RR:I loved what Ryan McGinley had to say in the film, about it being a place where you can be your true authentic self, and no one is going to judge you.
MR: I really wanted to find someone who had newly found Provincetown, who is gay, and felt like, ‘Wow! I can come here and it’s cool.’ I met Ryan and [his boyfriend] Marc halfway through making the film, and they just struck me. Marc makes beautiful pottery and can play this rare cello so beautifully, and Ryan is this artist, and they live in New York City, in an art world where it’s diverse and open. But even so, Ryan still had that thing, talking about “when I come to Provincetown, it’s really safe.” It was really important for me to convey that, to be able to show Ryan and Marc’s love for each other, to show that it’s important and it’s beautiful that they both can come to this beach town and feel safe.
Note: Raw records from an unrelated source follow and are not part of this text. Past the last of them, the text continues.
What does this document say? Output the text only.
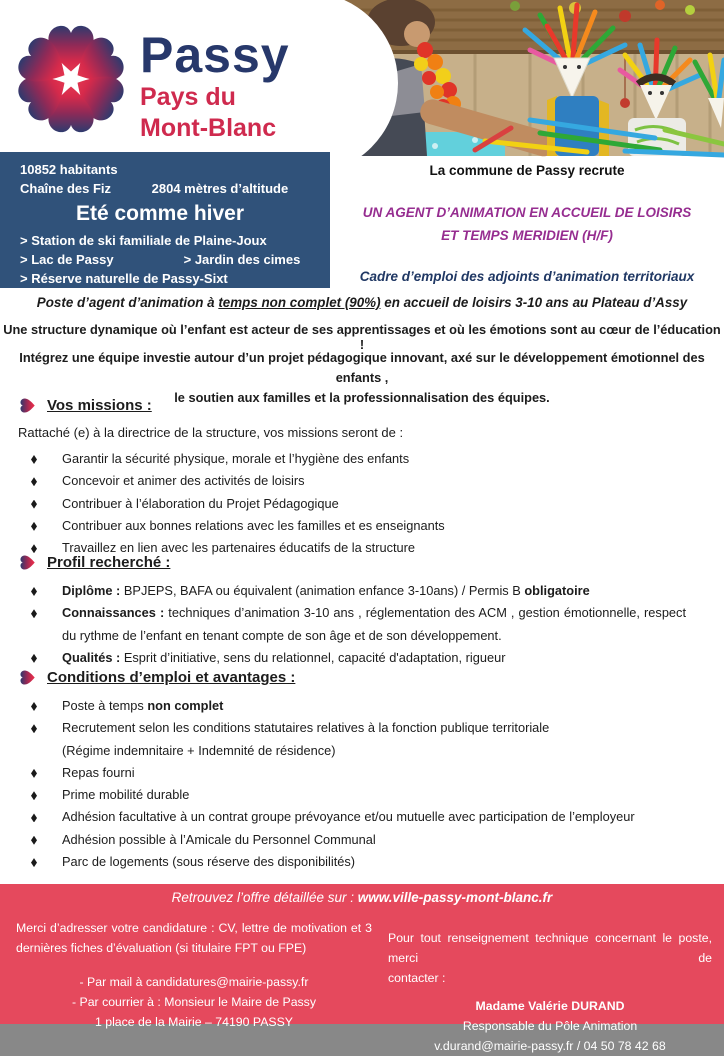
Passy
Pays du
Mont-Blanc
10852 habitants
Chaîne des Fiz	2804 mètres d’altitude
Eté comme hiver
> Station de ski familiale de Plaine-Joux
> Lac de Passy	> Jardin des cimes
> Réserve naturelle de Passy-Sixt
La commune de Passy recrute
UN AGENT D’ANIMATION EN ACCUEIL DE LOISIRS
ET TEMPS MERIDIEN (H/F)
Cadre d’emploi des adjoints d’animation territoriaux
Poste d’agent d’animation à temps non complet (90%) en accueil de loisirs 3-10 ans au Plateau d’Assy
Une structure dynamique où l’enfant est acteur de ses apprentissages et où les émotions sont au cœur de l’éducation !
Intégrez une équipe investie autour d’un projet pédagogique innovant, axé sur le développement émotionnel des enfants ,
le soutien aux familles et la professionnalisation des équipes.
Vos missions :
Rattaché (e) à la directrice de la structure, vos missions seront de :
Garantir la sécurité physique, morale et l’hygiène des enfants
Concevoir et animer des activités de loisirs
Contribuer à l’élaboration du Projet Pédagogique
Contribuer aux bonnes relations avec les familles et es enseignants
Travaillez en lien avec les partenaires éducatifs de la structure
Profil recherché :
Diplôme : BPJEPS, BAFA ou équivalent (animation enfance 3-10ans) / Permis B obligatoire
Connaissances : techniques d’animation 3-10 ans , réglementation des ACM , gestion émotionnelle, respect du rythme de l’enfant en tenant compte de son âge et de son développement.
Qualités : Esprit d’initiative, sens du relationnel, capacité d'adaptation, rigueur
Conditions d’emploi et avantages :
Poste à temps non complet
Recrutement selon les conditions statutaires relatives à la fonction publique territoriale
(Régime indemnitaire + Indemnité de résidence)
Repas fourni
Prime mobilité durable
Adhésion facultative à un contrat groupe prévoyance et/ou mutuelle avec participation de l’employeur
Adhésion possible à l’Amicale du Personnel Communal
Parc de logements (sous réserve des disponibilités)
Retrouvez l’offre détaillée sur : www.ville-passy-mont-blanc.fr
Merci d’adresser votre candidature : CV, lettre de motivation et 3
dernières fiches d’évaluation (si titulaire FPT ou FPE)
- Par mail à candidatures@mairie-passy.fr
- Par courrier à : Monsieur le Maire de Passy
1 place de la Mairie – 74190 PASSY
Pour tout renseignement technique concernant le poste, merci de
contacter :
Madame Valérie DURAND
Responsable du Pôle Animation
v.durand@mairie-passy.fr / 04 50 78 42 68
RR: How did your career as a photographer for Vogue and Esquire and shooting album covers like Amy Winehouse’s Back to Black prepare you for this film?
MR: What it gave to me was just being able to communicate with others and learn how to gain trust, and make people feel comfortable with camera equipment and crew. I spent years doing that as a photographer, and a lot of the work I did for those magazines was portraiture. Amy Winehouse was very smart and funny and fun. We had a lot of fun that day. I had to meet her a couple times beforehand to make sure we got on. The photo that became the cover was the last setup of the day. The late-evening light was coming through the window in my house in London. I had cupboards I painted with blackboard paint, so my kids could draw chalk on them. I put her in front of that, just for the light from a certain side. The album ended up being Back to Black, so they used that as the cover. That’s another thing that helped me in filmmaking and in the documentary film was learning to kind of accept mistakes and not be so planned and so stuck on coming to a situation with a camera and film, not trying to force it, and being open to things happening and evolving. And I think that helped me. My photography career helped me in making this film in particular.
RR: You were born in London, but essentially grew up in P-town. It’s really part of your life’s blood. What did you discover about the town in making the movie?
MR: What I discovered mostly is that I really want to be here and live free and live off the land—to live a kind of different existence than, say, in Brooklyn or anywhere else. I discovered that to really be free, a person has to kind of be lonely and alone. I really love this community and this place. I want to live here more as a year-round resident again, for the rest of my life.
RR: There are echoes of Montauk in the film—a lot of these eccentric characters and outsiders.
MR: Yeah, just that idea of Montauk being “the end,” like the end of the world, and Provincetown here is the very tip. It’s kind of removed and far out and island-like.
I Am a Town will screen at the Hamptons International Film Festival’s Amagansett Drive-In on October 11 at 7PM, and is available in the Virtual Cinema from October 9 at 10AM through October 14.